Creeping and meadow buttercup are best known for their glossy, buttery colored petals in sets of five surrounded by fringed, deep green foliage. Double varieties with more petal sets have been cultivated. However, the most common wild species are identified by small, bright yellow blooms that like to grow under trees in forests, meadows, or even along roadsides where other plants won't grow.
Ranunculus asiaticus is recognizable by petals densely packed in rows surrounding an inset, deep green or purplish center. Blooms range in color from white to red, pink, yellow and orange with lacy foliage.

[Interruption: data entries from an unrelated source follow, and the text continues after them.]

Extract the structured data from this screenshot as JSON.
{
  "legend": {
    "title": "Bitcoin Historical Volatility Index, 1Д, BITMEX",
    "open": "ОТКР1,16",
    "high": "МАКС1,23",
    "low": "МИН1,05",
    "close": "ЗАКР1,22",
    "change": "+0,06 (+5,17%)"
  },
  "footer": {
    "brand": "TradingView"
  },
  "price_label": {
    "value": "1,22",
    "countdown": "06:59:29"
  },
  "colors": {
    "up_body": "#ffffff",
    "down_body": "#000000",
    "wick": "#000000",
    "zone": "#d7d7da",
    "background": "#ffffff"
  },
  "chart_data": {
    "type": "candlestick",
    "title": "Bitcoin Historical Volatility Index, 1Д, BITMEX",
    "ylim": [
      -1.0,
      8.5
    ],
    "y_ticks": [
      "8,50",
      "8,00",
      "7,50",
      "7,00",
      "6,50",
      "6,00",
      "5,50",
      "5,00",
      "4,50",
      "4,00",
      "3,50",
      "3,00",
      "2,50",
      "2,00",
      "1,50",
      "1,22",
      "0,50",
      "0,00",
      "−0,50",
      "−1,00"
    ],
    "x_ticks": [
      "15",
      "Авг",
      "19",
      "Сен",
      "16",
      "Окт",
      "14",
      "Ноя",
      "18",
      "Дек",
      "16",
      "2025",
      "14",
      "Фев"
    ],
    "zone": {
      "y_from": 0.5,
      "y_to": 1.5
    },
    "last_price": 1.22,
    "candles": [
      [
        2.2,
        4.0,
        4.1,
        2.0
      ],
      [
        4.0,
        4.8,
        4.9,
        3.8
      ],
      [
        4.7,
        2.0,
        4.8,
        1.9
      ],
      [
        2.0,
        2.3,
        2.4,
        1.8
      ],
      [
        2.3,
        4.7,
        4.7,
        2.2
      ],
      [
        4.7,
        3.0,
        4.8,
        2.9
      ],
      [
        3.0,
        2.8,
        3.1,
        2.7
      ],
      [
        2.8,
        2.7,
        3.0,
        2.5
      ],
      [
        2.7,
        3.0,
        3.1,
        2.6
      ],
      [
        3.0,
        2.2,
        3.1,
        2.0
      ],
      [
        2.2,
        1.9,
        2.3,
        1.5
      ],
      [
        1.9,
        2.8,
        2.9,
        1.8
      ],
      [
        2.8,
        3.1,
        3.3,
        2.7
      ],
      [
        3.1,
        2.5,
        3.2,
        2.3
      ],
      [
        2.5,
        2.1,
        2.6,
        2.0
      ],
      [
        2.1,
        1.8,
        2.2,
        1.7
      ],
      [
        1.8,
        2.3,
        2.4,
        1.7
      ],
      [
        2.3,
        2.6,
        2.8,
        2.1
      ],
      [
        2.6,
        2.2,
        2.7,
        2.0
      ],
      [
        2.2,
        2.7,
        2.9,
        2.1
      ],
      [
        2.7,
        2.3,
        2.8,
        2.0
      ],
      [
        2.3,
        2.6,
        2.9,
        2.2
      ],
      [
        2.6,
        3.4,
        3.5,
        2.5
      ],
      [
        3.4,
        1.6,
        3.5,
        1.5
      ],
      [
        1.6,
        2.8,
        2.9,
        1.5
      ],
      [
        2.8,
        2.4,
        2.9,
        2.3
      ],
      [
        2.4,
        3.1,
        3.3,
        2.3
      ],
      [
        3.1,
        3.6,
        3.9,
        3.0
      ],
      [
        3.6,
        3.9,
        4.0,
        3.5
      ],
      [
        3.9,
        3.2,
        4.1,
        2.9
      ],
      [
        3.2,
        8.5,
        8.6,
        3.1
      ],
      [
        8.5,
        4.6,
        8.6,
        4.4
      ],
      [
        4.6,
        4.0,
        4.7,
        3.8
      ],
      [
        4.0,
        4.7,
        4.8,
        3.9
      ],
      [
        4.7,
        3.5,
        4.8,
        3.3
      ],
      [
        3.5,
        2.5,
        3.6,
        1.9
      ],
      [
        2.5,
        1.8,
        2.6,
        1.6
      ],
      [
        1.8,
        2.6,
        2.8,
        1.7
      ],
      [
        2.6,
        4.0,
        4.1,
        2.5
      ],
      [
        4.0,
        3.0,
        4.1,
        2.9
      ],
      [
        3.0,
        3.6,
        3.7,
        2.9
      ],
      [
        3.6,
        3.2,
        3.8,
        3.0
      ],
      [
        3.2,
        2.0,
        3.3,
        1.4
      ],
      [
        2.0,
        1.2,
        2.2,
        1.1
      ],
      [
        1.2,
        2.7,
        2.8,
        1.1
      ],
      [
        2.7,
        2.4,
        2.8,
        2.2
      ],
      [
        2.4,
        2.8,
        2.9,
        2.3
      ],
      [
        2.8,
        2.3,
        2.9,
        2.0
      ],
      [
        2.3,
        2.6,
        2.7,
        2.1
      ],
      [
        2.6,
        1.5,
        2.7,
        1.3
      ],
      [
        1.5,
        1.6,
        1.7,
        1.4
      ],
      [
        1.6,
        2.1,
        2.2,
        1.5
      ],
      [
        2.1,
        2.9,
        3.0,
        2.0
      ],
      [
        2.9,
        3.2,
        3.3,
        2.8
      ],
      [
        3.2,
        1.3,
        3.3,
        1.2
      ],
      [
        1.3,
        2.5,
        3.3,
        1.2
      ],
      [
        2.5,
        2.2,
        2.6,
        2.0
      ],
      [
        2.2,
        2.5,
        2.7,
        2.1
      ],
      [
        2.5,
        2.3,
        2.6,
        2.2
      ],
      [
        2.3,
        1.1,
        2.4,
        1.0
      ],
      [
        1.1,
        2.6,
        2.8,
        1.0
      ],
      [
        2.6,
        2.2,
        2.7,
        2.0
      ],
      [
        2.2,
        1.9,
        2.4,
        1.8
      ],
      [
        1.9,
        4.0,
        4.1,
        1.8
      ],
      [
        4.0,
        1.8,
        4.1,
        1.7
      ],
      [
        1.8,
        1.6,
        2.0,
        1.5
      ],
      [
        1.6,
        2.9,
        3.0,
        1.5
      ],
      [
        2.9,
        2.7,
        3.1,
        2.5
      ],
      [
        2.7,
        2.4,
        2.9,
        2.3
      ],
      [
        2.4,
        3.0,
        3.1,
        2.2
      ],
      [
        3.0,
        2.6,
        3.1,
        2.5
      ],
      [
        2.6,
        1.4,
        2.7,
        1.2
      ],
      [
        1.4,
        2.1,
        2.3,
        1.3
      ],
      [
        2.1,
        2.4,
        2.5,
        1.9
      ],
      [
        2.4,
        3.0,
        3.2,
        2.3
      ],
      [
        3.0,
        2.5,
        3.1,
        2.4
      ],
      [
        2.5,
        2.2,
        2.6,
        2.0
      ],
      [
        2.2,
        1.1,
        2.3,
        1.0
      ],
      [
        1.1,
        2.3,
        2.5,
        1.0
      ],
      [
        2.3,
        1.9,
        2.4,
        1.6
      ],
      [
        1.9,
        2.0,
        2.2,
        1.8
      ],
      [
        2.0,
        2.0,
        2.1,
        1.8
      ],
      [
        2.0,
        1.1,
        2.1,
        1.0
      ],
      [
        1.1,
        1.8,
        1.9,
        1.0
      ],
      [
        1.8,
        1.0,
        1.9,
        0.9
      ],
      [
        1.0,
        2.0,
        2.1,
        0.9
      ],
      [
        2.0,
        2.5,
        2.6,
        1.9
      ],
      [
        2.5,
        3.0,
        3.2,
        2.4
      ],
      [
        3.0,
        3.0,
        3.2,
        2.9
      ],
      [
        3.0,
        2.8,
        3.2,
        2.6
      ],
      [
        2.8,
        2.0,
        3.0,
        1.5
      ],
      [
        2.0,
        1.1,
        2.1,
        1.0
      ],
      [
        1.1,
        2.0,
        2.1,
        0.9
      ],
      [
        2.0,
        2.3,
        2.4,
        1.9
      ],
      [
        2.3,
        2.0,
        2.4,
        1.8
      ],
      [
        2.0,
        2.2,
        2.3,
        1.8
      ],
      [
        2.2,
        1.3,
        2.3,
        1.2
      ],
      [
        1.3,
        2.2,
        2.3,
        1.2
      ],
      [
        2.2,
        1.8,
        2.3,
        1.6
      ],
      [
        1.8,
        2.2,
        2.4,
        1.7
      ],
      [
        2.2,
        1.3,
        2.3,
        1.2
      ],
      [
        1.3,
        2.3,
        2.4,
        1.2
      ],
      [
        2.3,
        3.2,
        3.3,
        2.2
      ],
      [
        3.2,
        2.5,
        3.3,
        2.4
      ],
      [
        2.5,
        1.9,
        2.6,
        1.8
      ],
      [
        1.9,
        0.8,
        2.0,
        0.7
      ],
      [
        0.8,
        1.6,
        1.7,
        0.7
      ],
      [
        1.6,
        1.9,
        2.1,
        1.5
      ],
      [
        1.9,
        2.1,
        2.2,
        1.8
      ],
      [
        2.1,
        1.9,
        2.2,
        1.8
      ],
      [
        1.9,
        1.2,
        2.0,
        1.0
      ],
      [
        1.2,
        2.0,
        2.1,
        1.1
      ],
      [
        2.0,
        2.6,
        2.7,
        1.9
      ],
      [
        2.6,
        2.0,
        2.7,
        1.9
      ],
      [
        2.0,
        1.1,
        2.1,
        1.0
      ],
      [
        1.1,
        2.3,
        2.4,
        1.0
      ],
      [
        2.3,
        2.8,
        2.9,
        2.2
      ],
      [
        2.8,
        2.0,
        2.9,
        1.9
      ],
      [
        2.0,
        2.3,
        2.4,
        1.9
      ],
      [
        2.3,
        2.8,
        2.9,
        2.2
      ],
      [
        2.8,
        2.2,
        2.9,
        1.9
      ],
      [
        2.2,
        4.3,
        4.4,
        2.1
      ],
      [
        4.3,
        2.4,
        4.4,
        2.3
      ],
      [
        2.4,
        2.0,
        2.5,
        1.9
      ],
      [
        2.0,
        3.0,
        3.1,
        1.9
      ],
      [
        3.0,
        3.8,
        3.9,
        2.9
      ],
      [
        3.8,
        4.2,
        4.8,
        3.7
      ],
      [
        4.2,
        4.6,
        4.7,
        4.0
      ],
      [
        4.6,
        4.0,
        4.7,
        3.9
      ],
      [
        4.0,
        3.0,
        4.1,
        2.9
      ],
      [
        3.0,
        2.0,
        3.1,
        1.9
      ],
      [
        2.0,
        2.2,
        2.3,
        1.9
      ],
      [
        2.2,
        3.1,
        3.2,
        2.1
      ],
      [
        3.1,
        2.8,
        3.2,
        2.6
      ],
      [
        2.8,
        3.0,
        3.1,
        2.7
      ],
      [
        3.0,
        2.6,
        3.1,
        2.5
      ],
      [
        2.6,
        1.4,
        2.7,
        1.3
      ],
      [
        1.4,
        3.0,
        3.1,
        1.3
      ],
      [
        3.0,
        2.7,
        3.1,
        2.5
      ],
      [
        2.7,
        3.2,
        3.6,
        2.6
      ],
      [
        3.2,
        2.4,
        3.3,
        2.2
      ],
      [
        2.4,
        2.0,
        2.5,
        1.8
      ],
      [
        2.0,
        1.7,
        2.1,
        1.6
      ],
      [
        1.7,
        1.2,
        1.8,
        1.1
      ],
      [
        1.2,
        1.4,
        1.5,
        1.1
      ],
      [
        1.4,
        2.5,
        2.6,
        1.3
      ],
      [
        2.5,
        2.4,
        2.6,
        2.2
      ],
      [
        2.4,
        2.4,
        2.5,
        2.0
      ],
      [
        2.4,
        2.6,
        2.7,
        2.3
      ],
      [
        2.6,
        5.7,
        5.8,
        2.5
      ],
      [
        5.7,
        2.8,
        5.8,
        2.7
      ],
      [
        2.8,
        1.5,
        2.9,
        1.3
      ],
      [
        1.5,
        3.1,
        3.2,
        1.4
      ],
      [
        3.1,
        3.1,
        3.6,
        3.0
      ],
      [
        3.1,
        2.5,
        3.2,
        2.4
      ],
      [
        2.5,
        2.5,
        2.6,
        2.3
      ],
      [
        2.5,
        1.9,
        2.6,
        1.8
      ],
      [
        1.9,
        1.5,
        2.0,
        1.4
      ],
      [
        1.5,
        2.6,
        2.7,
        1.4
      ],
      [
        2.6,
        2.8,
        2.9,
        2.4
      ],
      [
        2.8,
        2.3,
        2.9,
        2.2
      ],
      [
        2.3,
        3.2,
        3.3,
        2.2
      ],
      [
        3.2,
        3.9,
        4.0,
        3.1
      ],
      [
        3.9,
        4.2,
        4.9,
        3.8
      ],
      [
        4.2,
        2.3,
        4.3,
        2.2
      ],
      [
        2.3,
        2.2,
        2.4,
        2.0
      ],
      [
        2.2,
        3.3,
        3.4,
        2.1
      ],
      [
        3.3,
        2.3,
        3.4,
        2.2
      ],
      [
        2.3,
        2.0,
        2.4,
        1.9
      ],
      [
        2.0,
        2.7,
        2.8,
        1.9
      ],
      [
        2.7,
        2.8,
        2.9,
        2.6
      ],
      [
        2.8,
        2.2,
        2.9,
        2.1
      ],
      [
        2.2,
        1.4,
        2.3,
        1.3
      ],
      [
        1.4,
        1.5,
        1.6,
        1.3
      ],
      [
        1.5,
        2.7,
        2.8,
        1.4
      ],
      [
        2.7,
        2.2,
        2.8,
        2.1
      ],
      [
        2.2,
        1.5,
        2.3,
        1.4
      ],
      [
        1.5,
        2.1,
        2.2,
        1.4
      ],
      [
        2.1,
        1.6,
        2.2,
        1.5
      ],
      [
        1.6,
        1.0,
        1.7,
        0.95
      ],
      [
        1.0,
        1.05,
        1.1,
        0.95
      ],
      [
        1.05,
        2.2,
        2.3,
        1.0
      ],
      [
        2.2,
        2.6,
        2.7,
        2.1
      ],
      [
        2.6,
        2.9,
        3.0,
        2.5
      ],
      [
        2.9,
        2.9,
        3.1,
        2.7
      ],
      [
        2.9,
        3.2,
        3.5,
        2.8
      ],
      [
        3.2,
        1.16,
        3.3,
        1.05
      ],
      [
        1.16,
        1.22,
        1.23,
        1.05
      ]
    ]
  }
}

Best for mass planting or as ground cover, meadow buttercup (R. acris) will grow well in just about any soil conditions, with full sun and proper moisture. The variety "Flore Pleno" has double blooms, while Buttered Popcorn (R. Repens), a taller buttercup species, has attractive silver-green foliage. The Persian buttercup makes a lovely addition to Victorian or English-style gardens. Grow them in perennial beds or with other tuber or bulb flowering plants as an early spring pop of color and texture.
Ranunculus repens and acris are both wildflower or weed varieties in the buttercup family. The blooms are quite small, typically measuring less than 1 inch across. Plants of these species can grow horizontally or as tall as 2 feet. The Persian buttercup, R. asiaticus, bears larger, bulb-borne blooms that can flower 2 inches across.
Ranunculaceae is a family of diverse flowering structures that flourish in many climates. The wild flower species, R. acris and R. repens grow in most parts of the United States. Prolific in the East and West Coast states and most of the north, there have also been wild spottings in many southern states. Ranunculus asiaticus is a popular perennial bulb that is hardy in USDA climate zones 8 to 10, and will grow in warm spring and early summer conditions.
R. repens, the creeping buttercup, is considered a noxious weed in several states and cannot be planted by the home gardener. Be aware of potential prohibitions in your area before planting.